My father in law, Bob, passed away last week at the age of ninety-six. It’s a ripe old age and you might say he had a good innings. Nevertheless I find it almost impossible to get used to living in a world in which Bob no longer exists. His long life has somehow made his death harder to bear. I was beginning to think he’d go on forever, but alas not. Pneumonia came along and, during his first ever hospital stay, took him quickly away.

Bob and I didn’t connect on everything. For example he loved sport. It would make his day if the Vancouver Canucks hockey team won a game. He’d walk around with a glass of scotch and a glow of satisfaction as if he’d somehow been involved in securing the victory. I find such thinking to be a peculiar form of insanity. However, he redeemed himself to me (and I hope me to him) with our mutual love of song.

Bob would belt out a tune at the drop of a hat. To him anytime was a good time for singing. We ukulele players get used to seeing certain people roll their eyes when the uke comes out of its case. But not Bob. If there was any rolling to be done you could bet there would be a barrel involved. Soon we’d be singing all the old songs from the WWI and WWII era: Roll Out the Barrel, It’s a Long Way to Tipperary, Pack Up Your Troubles in Your Old Kit Bag, I’ve Got a Loverly Bunch of Coconuts and on and on.

Sometime in the 1990’s he asked me, “Do you know a song called Skylark?”
He told me that as a twenty-one year old he’d been stationed in Northern Scotland with the Royal Canadian Air Force. His job was not to fly the planes, rather to inspect the communication systems. The planes (Bristol Beaufighters) were designed with a vulnerable antenna that hung beneath the plane and would often get snagged off while flying low over trees and telegraph wires. Part of Bob’s job was to test the radio by listening to it.

One morning in 1941 Bob was twiddling a radio dial when he heard the song Skylark. The song appealed to him immediately. The melody was a thing of beauty and Johnny Mercer’s lyrics were poetry to his ear. He flipped his inspection sheet over and scribbled down as many lyrics as he could remember.

Over the following days it became his private mission to grab the whole song. Every morning he’d rotate various radio dials, “testing” them while secretly hunting for the remainder of the lyrics. Eventually he got them all. I think you have to be a singer to understand this kind of passion for a song.

Bob was a young man without female company in a place where, even if you got to take leave, there was essentially nowhere to go – and it was the time of the black-out (no street lights or lights coming from windows) – and the pubs closed at nine-thirty. So this song about a bird that could fly at will over valleys and treetops with the ability to seek out a certain female someone greatly appealed to him. I loved his love of this song and so I learned it and recorded it on my album Table for Two. I don’t know that he ever listened to my CD but he did ask me to sing Skylark every single time I played my uke.

And there was indeed a certain female someone out there. My future mother-in-law: Betty was her name. As a young woman she worked picking fruit in the Ottawa Valley. The hit movie of the day was For Whom the Bell Tolls starring Ingrid Bergman. In the film Ms. Bergman plays a (very beautiful) war survivor whose hair has begun to grow back. In those days it was unusual to see a woman with such short hair and the film inspired a fashion for feminine short hair cuts. Betty got her hair snipped and set off to the Saturday dance feeling every bit the Ingrid Bergman lookalike. Leaving the house she saw a fedora on the hat shelf and popped it on her head to “finish the look”.

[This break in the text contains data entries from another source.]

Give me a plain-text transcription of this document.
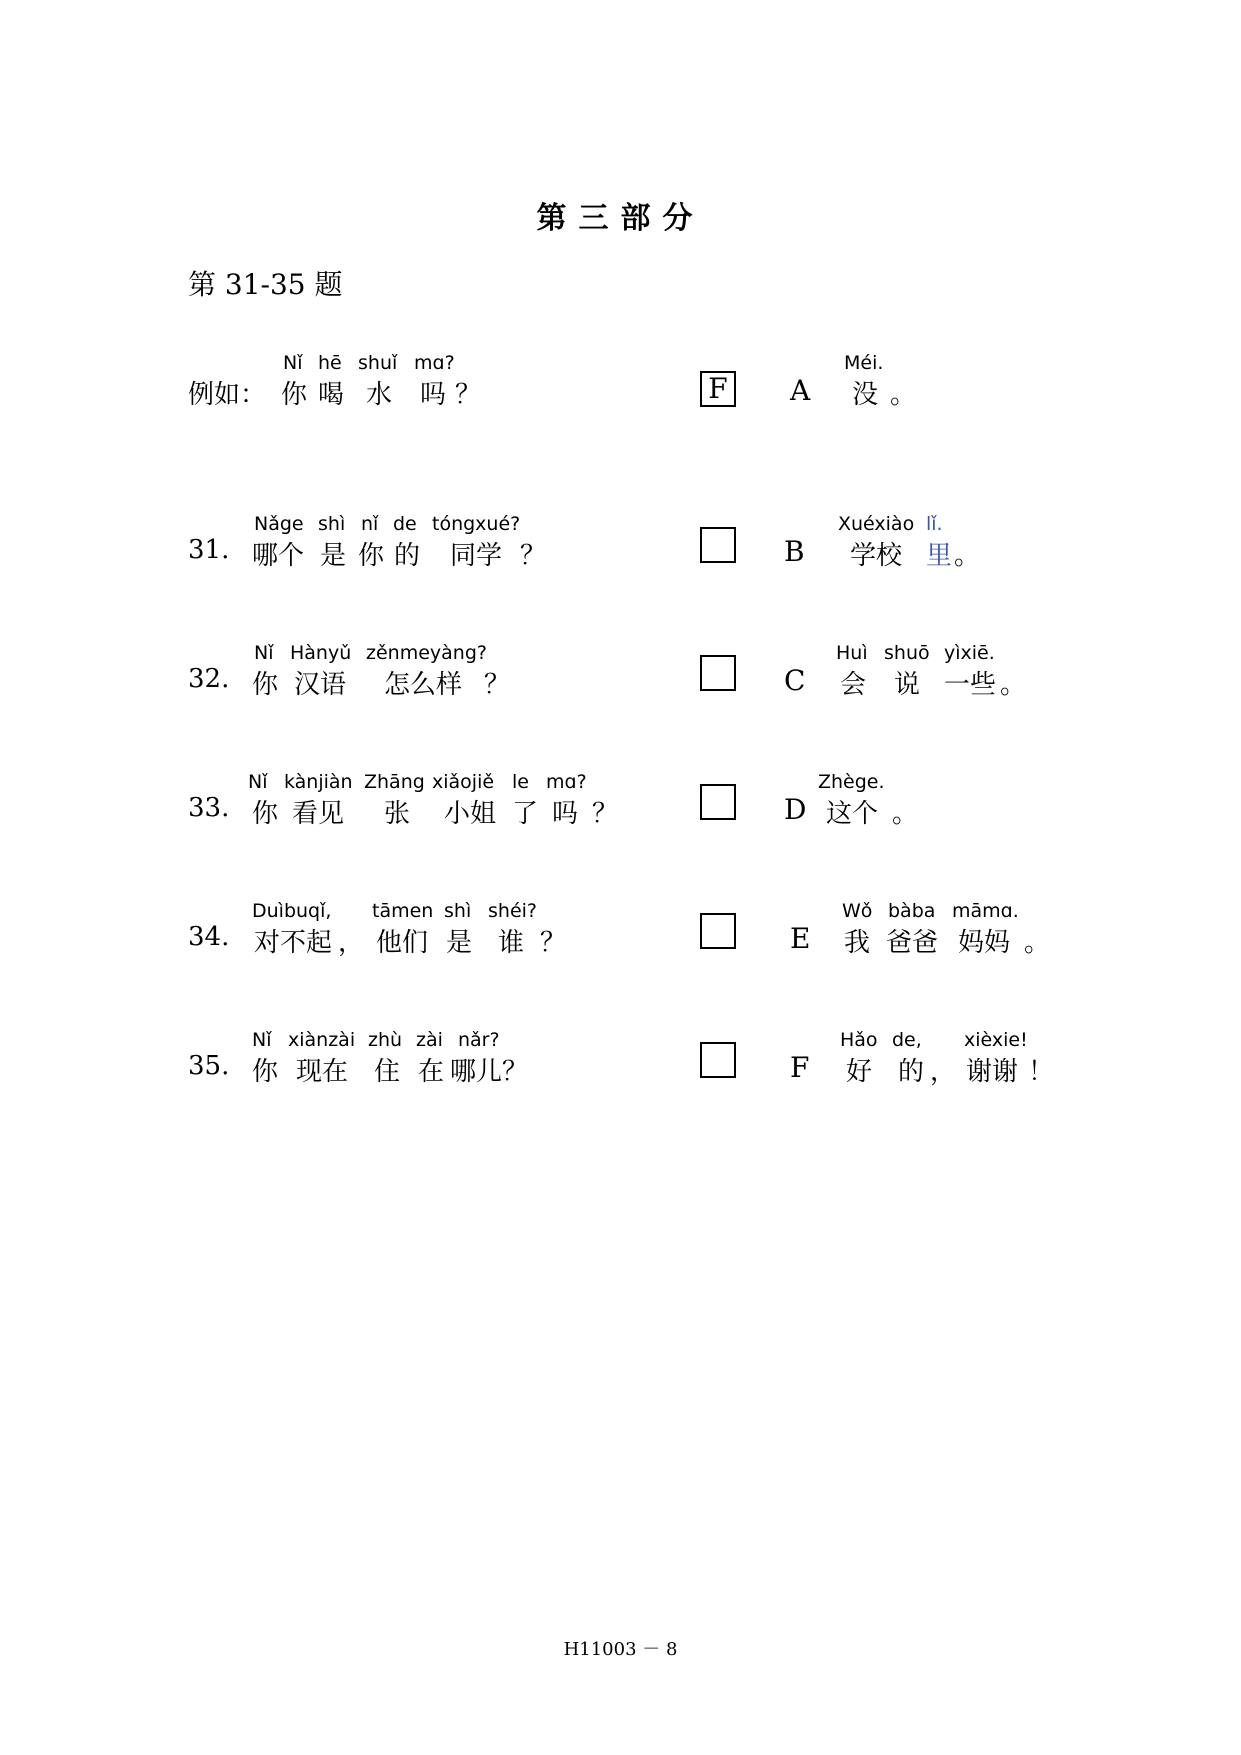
第三部分
第 31-35 题
例如：
Nǐ hē shuǐ mɑ?
你 喝 水 吗 ？	F
31.
Nǎge shì nǐ de tóngxué?
哪个 是 你 的 同学 ？
32.
Nǐ Hànyǔ zěnmeyàng?
你 汉语 怎么样 ？
33.
Nǐ kànjiàn Zhāng xiǎojiě le mɑ?
你 看见 张 小姐 了 吗 ？
34.
Duìbuqǐ, tāmen shì shéi?
对不起 ， 他们 是 谁 ？
35.
Nǐ xiànzài zhù zài nǎr?
你 现在 住 在 哪儿？
A
Méi.
没 。
B
Xuéxiào lǐ.
学校 里 。
C
Huì shuō yìxiē.
会 说 一些 。
D
Zhège.
这个 。
E
Wǒ bàba māmɑ.
我 爸爸 妈妈 。
F
Hǎo de, xièxie!
好 的 ， 谢谢 ！
H11003 － 8
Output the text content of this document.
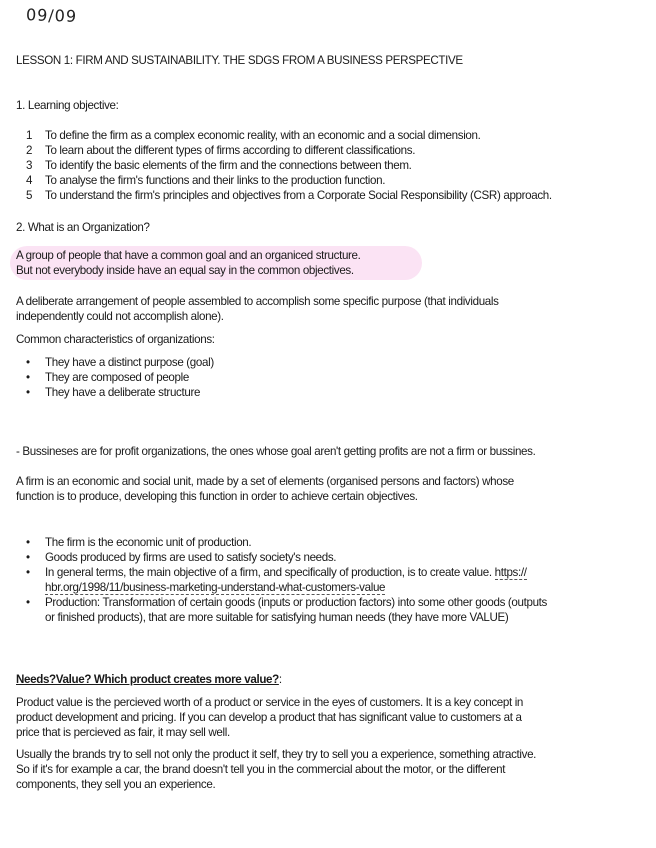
09/09
LESSON 1: FIRM AND SUSTAINABILITY. THE SDGS FROM A BUSINESS PERSPECTIVE
1. Learning objective:
1	To define the firm as a complex economic reality, with an economic and a social dimension.
2	To learn about the different types of firms according to different classifications.
3	To identify the basic elements of the firm and the connections between them.
4	To analyse the firm's functions and their links to the production function.
5	To understand the firm's principles and objectives from a Corporate Social Responsibility (CSR) approach.
2. What is an Organization?
A group of people that have a common goal and an organiced structure.
But not everybody inside have an equal say in the common objectives.
A deliberate arrangement of people assembled to accomplish some specific purpose (that individuals
independently could not accomplish alone).
Common characteristics of organizations:
•	They have a distinct purpose (goal)
•	They are composed of people
•	They have a deliberate structure
- Bussineses are for profit organizations, the ones whose goal aren't getting profits are not a firm or bussines.
A firm is an economic and social unit, made by a set of elements (organised persons and factors) whose
function is to produce, developing this function in order to achieve certain objectives.
•	The firm is the economic unit of production.
•	Goods produced by firms are used to satisfy society's needs.
•	In general terms, the main objective of a firm, and specifically of production, is to create value. https://
hbr.org/1998/11/business-marketing-understand-what-customers-value
•	Production: Transformation of certain goods (inputs or production factors) into some other goods (outputs
or finished products), that are more suitable for satisfying human needs (they have more VALUE)
Needs?Value? Which product creates more value?:
Product value is the percieved worth of a product or service in the eyes of customers. It is a key concept in
product development and pricing. If you can develop a product that has significant value to customers at a
price that is percieved as fair, it may sell well.
Usually the brands try to sell not only the product it self, they try to sell you a experience, something atractive.
So if it's for example a car, the brand doesn't tell you in the commercial about the motor, or the different
components, they sell you an experience.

Arriving at the dance her friends took one look at Betty, with her fedora, short hair and larger than average nose and one of them exclaimed, “Oh my God Betty, you look like Hoagy Carmichael!” The name stuck and she got the nickname Hoagy. It’s a beautiful irony to think that it was Hoagy Carmichael who penned the haunting melody of Skylark.

After the war Bob studied Biology at the University of British Columbia. He and Betty were married and in seven years had five children until, as Bob liked to say, “I found out what was causing ‘em.”

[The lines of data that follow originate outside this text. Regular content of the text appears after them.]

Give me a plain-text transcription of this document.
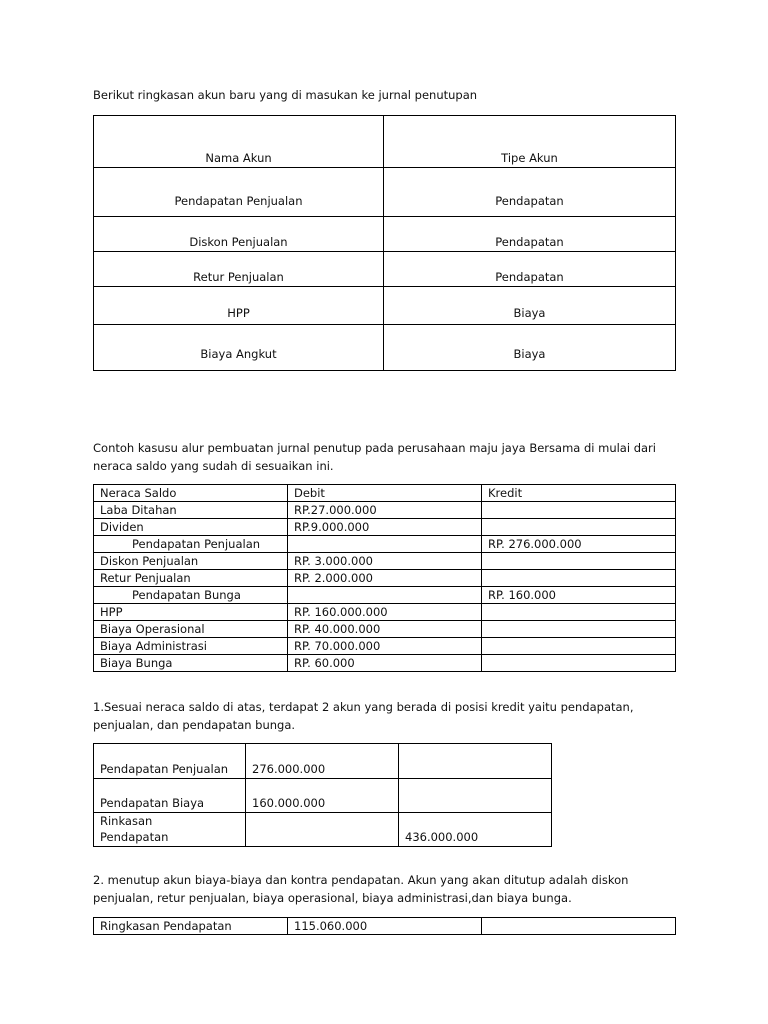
Berikut ringkasan akun baru yang di masukan ke jurnal penutupan

Nama Akun	Tipe Akun
Pendapatan Penjualan	Pendapatan
Diskon Penjualan	Pendapatan
Retur Penjualan	Pendapatan
HPP	Biaya
Biaya Angkut	Biaya

Contoh kasusu alur pembuatan jurnal penutup pada perusahaan maju jaya Bersama di mulai dari
neraca saldo yang sudah di sesuaikan ini.

Neraca Saldo	Debit	Kredit
Laba Ditahan	RP.27.000.000	
Dividen	RP.9.000.000	
Pendapatan Penjualan		RP. 276.000.000
Diskon Penjualan	RP. 3.000.000	
Retur Penjualan	RP. 2.000.000	
Pendapatan Bunga		RP. 160.000
HPP	RP. 160.000.000	
Biaya Operasional	RP. 40.000.000	
Biaya Administrasi	RP. 70.000.000	
Biaya Bunga	RP. 60.000	

1.Sesuai neraca saldo di atas, terdapat 2 akun yang berada di posisi kredit yaitu pendapatan,
penjualan, dan pendapatan bunga.

Pendapatan Penjualan	276.000.000	
Pendapatan Biaya	160.000.000	
Rinkasan Pendapatan		436.000.000

2. menutup akun biaya-biaya dan kontra pendapatan. Akun yang akan ditutup adalah diskon
penjualan, retur penjualan, biaya operasional, biaya administrasi,dan biaya bunga.

Ringkasan Pendapatan	115.060.000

Bob became a specialist in Bird studies. While working for the Canadian government he started several Bird Sanctuaries in Western Canada. Including the famous Reifel Refuge in Ladner where countless birds find nourishment and sanctuary on the long migration north.

But to me Bob will always be the singer. A great bloke who had a gut feeling for a great song. And who loved to share it with a smiling upturned face and a heart full of youthful joy.

A few weeks before he passed away he had been going through old papers when I went to visit him. He said, “Look what I found!”

He was holding up the original 1941 RCAF inspection sheet with his hand-written Skylark lyrics on the back. And now I’m wishing I’d snatched it out of his hand there and then because no-one seems to know where he put it. And it may sound strange to some of you but right now I’d give a lot for that tattered old piece of paper.